Esas No: 2015/14194
Karar No: 2015/15117
Karar Tarihi: 15.09.2015
Yargıtay 10. Hukuk Dairesi 2015/14194 Esas 2015/15117 Karar Sayılı İlamı
"İçtihat Metni"
Mahkemesi : İş Mahkemesi
Dava, hizmet tespiti istemine ilişkindir.
Mahkeme, bozmaya uyduktan sonra yaptığı yargılama sonucu ... Başkanlığı ve ... hakkında açılan davanın kısmen kabulüne, diğer davalılar hakkında açılan davada karar verilmesine yer olmadığına karar vermiştir.
Hükmü, davalı Kurumun avukatının temyiz etmesi üzerine, temyiz isteğinin süresinde olduğu anlaşıldıktan ve Tetkik Hakimi tarafından düzenlenen raporla dosyadaki kağıtlar okunduktan sonra işin gereği düşünüldü ve aşağıdaki karar tespit edildi.
1-)Dosyadaki yazılara, kararın bozmaya uygun olmasına, delillerin taktirinde bir isabetsizlik bulunmamasına göre sair temyiz itirazlarının reddine;
2-)09.05.1960 gün ve 21/9 sayılı Yargıtay İçtihadı Birleştirme kararında da açıkça vurgulandığı üzere, bir Mahkemenin Yargıtay Dairesince verilen bozma kararına uyması sonunda; Mahkeme yönünden o kararda gösterilen şekilde inceleme ve araştırma yaparak, yine bozma kararında açıklanan hukuki esaslar çerçevesinde hüküm kurmak yükümlülüğü doğar. Bu hukuki aşama "usuli kazanılmış hak" olarak adlandırılır. Bu hukuki müessese Mahkemeye; hükmüne uyduğu Yargıtay bozma kararındaki esaslar ve istenilenler kapsamında işlem yapmak ve hüküm kurma zorunluluğunu getirir.

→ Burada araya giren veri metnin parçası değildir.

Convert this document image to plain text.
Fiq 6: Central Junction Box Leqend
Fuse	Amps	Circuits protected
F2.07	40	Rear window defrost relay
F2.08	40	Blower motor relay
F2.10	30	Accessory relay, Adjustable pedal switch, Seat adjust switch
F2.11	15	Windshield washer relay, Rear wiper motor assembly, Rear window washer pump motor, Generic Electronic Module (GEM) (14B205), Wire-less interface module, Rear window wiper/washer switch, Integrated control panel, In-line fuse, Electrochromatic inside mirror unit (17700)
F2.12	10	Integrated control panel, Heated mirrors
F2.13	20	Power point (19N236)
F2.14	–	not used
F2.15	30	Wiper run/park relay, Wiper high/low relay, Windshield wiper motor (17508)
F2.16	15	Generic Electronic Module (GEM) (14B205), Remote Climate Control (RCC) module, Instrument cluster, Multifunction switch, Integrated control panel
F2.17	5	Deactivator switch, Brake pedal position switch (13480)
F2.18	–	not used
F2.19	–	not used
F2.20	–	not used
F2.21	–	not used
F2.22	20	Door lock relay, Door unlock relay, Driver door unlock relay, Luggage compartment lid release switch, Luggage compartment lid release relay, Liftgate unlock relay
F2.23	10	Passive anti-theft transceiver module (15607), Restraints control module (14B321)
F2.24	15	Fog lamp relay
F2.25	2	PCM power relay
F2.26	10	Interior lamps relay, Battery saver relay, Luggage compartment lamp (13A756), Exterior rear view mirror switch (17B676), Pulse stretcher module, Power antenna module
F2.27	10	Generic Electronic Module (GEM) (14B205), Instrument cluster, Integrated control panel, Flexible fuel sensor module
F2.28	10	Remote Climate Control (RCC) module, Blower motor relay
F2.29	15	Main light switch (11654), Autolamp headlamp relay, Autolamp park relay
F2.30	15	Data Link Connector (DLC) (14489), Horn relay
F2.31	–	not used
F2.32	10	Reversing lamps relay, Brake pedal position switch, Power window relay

Uzun yıllardan beri Yargıtay’ın kökleşmiş, sapma göstermeyen uygulamaları ve öğretide benimsenen usuli kazanılmış hak müessesesi, usul hukukunun dayandığı vazgeçilmez ana temellerinden biridir.
Bu hukuki kuralın ancak iki istisnası bulunmaktadır. Bunlardan biri, Mahkemece Yargıtay bozma kararına uyulduktan sonra görülmekte olan davaya uygulama imkanı olan yeni bir içtihadı birleştirme kararı çıkması; diğeri de, 4.2.1959 gün ve 13/5 sayılı İçtihadı Birleştirme Kararında belirlendiği üzere, hükmüne uyulan bozma kararından sonra görevle ilgili yeni bir yasal düzenlemenin getirilmiş olmasıdır. Olayda, Dairemizin bozma kararına uyulmakla, meydana gelen usuli kazanılmış hakkın sonuç doğurmayacağı haller söz konusu değildir.
Yapılan açıklamalar çerçevesinde mahkemenin uyma kararı verdiği Dairemizin bozma ilamında açıklanan, "25.03.1998 olması gereken tarihin, talep aşılmak suretiyle 20.03.1998 olarak yazılmış olması ve 506 sayılı Kanunun 78. maddesine aykırı olarak bir kısım dönemlerde sigorta primine esas kazanç tutarları ve dönemlerin hatalı yazılmış olması" usul ve yasaya aykırı olup bozma nedenidir.
Ne var ki, bu aykırılıkların düzeltilmesi yeniden yargılama yapılmasını gerektirmediğinden hüküm bozulmamalı, 01.10.2011 tarihinde yürürlüğe giren 6100 sayılı Hukuk Muhakemeleri Kanunu"nun geçici 3. maddesi yollamasıyla 1086 sayılı Hukuk Usulü Muhakemeleri Kanununun 438. maddesi gereğince düzeltilerek onanmalıdır.
S O N U Ç :Hükmün "2" numaralı bendindeki "20.03.1998" tarihi silinerek yerine "25.03.1998" yazılmasına, ayın bentteki "günlük prime esas kazançların tümü" silinerek yerine "sigorta primine esas asgari kazanç" yazılmasına, gerekçeninde buna uygun hale getirilmesine ve hükmün bu şekliyle DÜZELTİLEREK ONANMASINA, 15.09.2015 gününde oybirliğiyle karar verildi.